Mutters from the Komarrans. Dubauer's mouth opened in absolute Betan moral outrage. "Without a trial?" she choked.
"Oh," Vorkosigan said softly, with the echo of past satisfaction in his voice, "he was a dead man."
"Admiral, that was murder!" Dubauer exclaimed.
"Yes, quite. Easier to kill a man that way than most realize. I was eventually acquitted, mind you."
"Do you normally go around committing homicide on people who upset you?" she sputtered.
"Not these days," he said cheerfully. "I've mellowed quite a bit since the soltoxin wrecked my balls."
"You're getting a little off track, Lisa," Moretti murmured.
Her lips pressed thinly together in disapproval "Yes, I suppose we don't have jurisdiction on that. Appalling man."
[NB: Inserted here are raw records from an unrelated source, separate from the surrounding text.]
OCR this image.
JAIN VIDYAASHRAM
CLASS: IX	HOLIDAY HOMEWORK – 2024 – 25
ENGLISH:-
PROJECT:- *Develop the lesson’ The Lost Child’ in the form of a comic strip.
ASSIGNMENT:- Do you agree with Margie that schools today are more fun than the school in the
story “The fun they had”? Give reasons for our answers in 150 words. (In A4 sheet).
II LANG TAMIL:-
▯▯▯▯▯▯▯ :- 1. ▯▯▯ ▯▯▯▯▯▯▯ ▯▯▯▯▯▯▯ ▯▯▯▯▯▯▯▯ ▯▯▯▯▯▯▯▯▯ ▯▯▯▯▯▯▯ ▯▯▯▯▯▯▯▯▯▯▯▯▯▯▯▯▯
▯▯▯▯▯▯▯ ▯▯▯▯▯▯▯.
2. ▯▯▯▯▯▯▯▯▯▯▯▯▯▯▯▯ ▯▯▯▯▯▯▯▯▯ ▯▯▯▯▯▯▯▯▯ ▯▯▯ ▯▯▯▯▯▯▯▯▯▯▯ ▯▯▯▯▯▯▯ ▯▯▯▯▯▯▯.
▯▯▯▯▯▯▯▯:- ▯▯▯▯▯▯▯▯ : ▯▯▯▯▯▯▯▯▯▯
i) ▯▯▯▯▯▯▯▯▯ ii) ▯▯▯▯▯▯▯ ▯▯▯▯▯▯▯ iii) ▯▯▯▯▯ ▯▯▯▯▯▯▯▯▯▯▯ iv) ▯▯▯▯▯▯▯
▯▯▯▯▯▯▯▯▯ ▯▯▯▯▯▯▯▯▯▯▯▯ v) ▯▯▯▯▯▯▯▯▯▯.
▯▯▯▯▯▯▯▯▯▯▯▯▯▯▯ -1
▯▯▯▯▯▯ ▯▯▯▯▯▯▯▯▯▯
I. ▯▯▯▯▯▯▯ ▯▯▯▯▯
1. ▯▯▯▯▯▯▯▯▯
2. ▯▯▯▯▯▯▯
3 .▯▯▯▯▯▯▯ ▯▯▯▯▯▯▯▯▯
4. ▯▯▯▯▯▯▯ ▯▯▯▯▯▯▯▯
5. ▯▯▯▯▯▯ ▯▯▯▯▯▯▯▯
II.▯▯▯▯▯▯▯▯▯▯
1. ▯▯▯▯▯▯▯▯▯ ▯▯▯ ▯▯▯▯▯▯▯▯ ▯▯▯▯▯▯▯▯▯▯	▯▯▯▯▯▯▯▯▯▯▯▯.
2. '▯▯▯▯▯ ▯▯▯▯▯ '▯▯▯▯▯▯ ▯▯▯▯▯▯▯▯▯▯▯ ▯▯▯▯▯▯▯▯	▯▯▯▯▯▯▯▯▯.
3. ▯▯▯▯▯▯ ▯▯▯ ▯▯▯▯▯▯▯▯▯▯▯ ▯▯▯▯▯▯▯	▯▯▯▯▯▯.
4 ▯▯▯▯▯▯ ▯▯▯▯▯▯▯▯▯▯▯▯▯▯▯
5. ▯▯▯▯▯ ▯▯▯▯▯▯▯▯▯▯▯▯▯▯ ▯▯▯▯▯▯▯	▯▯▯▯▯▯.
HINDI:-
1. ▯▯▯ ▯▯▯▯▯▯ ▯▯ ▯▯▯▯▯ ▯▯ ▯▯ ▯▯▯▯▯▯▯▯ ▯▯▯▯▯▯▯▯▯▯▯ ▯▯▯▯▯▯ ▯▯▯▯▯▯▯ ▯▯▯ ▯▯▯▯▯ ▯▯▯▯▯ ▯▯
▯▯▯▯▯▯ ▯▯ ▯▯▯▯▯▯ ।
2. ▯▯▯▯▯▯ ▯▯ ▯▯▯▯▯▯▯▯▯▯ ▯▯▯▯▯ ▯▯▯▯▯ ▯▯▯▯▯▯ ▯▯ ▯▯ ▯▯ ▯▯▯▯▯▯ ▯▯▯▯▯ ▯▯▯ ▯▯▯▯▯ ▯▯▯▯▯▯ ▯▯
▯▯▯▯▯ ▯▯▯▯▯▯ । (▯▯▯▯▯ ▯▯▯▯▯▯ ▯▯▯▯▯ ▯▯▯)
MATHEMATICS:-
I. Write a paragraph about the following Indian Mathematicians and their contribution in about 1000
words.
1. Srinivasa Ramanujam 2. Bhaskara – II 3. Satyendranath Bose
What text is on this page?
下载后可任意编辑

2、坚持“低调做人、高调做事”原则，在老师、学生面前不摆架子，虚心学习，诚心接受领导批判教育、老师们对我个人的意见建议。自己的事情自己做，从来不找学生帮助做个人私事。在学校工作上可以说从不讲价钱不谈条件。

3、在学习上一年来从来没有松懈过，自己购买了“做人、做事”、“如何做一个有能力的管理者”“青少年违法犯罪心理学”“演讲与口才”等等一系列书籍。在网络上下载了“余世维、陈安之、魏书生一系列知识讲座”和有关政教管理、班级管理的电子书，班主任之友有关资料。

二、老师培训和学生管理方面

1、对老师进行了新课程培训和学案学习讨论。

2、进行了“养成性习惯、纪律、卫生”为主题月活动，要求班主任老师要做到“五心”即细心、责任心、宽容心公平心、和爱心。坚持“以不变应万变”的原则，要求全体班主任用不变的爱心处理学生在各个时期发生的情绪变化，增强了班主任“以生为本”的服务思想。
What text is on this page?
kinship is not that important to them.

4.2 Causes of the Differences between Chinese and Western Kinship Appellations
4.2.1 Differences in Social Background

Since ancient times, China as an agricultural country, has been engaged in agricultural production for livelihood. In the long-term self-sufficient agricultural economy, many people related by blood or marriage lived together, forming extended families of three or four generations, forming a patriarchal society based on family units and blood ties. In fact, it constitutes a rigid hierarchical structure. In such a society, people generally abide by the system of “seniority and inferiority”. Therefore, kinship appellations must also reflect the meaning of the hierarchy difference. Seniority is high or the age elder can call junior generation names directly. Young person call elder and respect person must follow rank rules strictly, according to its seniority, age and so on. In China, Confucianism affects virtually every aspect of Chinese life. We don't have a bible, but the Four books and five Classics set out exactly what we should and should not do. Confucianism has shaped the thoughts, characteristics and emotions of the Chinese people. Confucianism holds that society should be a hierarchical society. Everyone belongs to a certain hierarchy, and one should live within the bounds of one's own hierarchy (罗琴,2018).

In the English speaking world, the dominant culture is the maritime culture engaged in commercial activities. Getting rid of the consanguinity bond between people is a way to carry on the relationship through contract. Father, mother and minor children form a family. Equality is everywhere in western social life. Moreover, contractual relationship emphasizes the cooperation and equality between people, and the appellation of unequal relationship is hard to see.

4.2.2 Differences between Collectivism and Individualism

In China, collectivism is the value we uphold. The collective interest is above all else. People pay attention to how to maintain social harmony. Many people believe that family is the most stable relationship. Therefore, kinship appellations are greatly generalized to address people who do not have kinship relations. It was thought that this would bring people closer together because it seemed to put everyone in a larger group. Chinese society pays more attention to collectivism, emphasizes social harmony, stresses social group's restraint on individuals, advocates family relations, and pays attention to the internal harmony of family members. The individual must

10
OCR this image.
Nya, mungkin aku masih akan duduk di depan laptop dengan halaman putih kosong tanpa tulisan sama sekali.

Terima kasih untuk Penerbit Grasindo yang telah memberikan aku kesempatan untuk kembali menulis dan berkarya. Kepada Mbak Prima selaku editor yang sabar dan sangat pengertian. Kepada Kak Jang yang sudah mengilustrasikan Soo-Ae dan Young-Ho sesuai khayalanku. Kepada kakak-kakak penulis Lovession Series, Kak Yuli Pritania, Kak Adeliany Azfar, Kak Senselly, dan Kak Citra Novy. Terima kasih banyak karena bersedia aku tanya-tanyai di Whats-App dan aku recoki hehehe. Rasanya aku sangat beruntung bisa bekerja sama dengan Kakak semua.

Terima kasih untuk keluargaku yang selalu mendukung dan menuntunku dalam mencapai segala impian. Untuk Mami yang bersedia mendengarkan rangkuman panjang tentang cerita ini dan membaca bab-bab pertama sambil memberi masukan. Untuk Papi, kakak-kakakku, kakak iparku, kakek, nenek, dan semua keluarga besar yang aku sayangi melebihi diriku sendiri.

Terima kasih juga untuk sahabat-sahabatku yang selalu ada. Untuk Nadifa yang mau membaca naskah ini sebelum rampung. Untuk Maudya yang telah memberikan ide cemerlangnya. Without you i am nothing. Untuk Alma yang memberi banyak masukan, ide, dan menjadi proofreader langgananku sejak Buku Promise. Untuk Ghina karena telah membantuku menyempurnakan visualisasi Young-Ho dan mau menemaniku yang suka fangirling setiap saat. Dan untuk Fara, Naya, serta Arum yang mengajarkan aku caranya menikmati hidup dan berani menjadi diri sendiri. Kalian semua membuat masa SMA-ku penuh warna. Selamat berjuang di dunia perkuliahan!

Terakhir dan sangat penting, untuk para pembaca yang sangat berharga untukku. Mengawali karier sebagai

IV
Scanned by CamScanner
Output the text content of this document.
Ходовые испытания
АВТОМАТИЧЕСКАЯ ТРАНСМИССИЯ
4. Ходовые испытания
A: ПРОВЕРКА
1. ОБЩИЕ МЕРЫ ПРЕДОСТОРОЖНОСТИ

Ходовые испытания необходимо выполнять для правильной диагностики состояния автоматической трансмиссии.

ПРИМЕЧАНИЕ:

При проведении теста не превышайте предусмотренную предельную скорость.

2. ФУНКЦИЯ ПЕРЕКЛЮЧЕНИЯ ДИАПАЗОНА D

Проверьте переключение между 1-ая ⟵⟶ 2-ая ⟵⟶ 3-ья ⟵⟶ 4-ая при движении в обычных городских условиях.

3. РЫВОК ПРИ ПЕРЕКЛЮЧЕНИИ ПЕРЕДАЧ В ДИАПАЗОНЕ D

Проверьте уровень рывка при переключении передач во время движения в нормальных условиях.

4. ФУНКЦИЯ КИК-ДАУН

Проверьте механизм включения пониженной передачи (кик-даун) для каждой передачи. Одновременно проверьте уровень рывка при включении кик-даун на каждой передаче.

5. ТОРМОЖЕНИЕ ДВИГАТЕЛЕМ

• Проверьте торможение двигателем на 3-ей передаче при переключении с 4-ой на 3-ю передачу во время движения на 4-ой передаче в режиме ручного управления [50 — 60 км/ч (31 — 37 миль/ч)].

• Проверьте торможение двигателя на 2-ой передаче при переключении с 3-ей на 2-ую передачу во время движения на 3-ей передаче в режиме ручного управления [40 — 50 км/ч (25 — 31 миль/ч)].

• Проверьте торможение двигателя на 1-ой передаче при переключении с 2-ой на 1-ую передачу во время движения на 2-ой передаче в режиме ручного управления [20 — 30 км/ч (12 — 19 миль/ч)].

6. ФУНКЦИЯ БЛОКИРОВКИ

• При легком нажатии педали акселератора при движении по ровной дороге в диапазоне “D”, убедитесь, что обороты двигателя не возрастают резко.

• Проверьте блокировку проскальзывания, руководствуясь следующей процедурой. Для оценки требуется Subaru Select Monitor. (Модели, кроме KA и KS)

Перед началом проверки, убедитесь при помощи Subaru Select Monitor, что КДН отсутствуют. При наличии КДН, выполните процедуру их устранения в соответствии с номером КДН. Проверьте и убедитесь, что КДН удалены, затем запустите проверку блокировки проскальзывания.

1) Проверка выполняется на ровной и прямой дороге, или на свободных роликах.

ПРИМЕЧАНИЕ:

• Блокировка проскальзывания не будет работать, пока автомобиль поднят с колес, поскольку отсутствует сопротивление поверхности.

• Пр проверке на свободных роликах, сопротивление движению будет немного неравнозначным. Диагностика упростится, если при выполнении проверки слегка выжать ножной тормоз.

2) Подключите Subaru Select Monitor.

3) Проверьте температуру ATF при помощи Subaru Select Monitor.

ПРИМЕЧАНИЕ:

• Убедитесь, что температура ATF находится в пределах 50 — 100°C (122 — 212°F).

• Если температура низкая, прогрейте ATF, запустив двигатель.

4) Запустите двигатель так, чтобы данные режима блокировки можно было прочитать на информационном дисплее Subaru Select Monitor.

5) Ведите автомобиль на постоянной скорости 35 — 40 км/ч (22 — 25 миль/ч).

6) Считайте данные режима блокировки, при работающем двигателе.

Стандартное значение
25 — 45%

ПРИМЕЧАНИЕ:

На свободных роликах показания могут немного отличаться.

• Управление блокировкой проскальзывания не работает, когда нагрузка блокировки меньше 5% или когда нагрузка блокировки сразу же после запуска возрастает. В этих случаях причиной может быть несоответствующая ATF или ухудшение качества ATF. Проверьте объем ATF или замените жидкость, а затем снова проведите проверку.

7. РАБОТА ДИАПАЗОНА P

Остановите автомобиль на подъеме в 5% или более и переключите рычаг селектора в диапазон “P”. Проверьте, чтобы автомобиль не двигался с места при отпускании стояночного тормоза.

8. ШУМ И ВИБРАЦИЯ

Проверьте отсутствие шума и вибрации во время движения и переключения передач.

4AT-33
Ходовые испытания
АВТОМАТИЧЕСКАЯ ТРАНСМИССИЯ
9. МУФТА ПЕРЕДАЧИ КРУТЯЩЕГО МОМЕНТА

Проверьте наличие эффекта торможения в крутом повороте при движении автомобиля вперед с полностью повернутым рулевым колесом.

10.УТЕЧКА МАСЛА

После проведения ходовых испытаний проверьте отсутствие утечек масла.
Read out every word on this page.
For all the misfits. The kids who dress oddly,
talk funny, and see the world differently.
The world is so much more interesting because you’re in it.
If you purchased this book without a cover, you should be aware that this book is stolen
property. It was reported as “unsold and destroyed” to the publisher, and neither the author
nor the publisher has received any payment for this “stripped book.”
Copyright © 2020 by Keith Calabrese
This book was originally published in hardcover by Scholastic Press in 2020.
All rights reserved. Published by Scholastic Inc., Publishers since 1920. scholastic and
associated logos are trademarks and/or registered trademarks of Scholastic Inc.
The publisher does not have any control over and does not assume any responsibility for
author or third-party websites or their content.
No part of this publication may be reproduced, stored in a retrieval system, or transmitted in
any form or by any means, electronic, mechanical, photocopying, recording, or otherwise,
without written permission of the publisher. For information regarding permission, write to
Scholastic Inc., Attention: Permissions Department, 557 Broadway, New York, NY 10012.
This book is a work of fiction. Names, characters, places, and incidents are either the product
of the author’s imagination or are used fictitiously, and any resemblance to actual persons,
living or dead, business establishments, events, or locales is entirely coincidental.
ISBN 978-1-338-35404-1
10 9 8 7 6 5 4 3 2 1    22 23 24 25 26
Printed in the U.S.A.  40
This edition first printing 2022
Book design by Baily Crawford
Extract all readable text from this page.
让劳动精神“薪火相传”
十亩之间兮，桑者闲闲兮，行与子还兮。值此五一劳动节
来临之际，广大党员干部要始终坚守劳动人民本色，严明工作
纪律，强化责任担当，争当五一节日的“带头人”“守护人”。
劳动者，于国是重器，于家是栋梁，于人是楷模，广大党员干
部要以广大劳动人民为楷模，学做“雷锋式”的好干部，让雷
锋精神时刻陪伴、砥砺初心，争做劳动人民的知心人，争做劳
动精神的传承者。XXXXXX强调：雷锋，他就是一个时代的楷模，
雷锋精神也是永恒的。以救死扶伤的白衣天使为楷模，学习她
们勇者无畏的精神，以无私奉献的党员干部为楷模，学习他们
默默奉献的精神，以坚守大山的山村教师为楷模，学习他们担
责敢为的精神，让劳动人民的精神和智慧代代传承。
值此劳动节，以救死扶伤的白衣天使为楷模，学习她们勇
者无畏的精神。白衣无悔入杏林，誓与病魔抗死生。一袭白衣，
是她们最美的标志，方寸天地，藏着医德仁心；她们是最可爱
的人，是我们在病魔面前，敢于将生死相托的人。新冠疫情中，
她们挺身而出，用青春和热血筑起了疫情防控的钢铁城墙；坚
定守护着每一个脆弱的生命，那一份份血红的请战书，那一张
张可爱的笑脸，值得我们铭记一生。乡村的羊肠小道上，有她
"I really don't care what you think," Vorkosigan mumbled. At loose ends, he peered around the room, finally focusing on Mario Albescu again. He smiled. "Hello..."
"Should I continue, ser?" Albescu asked Moretti. The chief justice made an impatient gesture.
"If I were in your place, I wouldn't," Vorkosigan said earnestly. "My wife is going to kill you, you know."
Albescu looked a little unnerved at the unsolicited advice. "We'll begin on the confiscations of civilian property now, then."
"It's like the final act of a Shakespearean tragedy," Galeni whispered. "They'll still be talking about this a hundred years from now."
"It's almost a comedy in places…" Laisa's brow furrowed. "I'm glad he didn't do it."
"How embarrassing for Moretti." Galeni's brief grin was wolfish.
"A man who abandons his birthright has no claim to it," the Count said in response to Albescu's continued questioning. The audio cut out a quarter of the way into the prosecutor's next question, and the vid projection swiftly disappeared as well. After a moment of blank nothingness, the holodisplay returned to the image of the Imperial seal.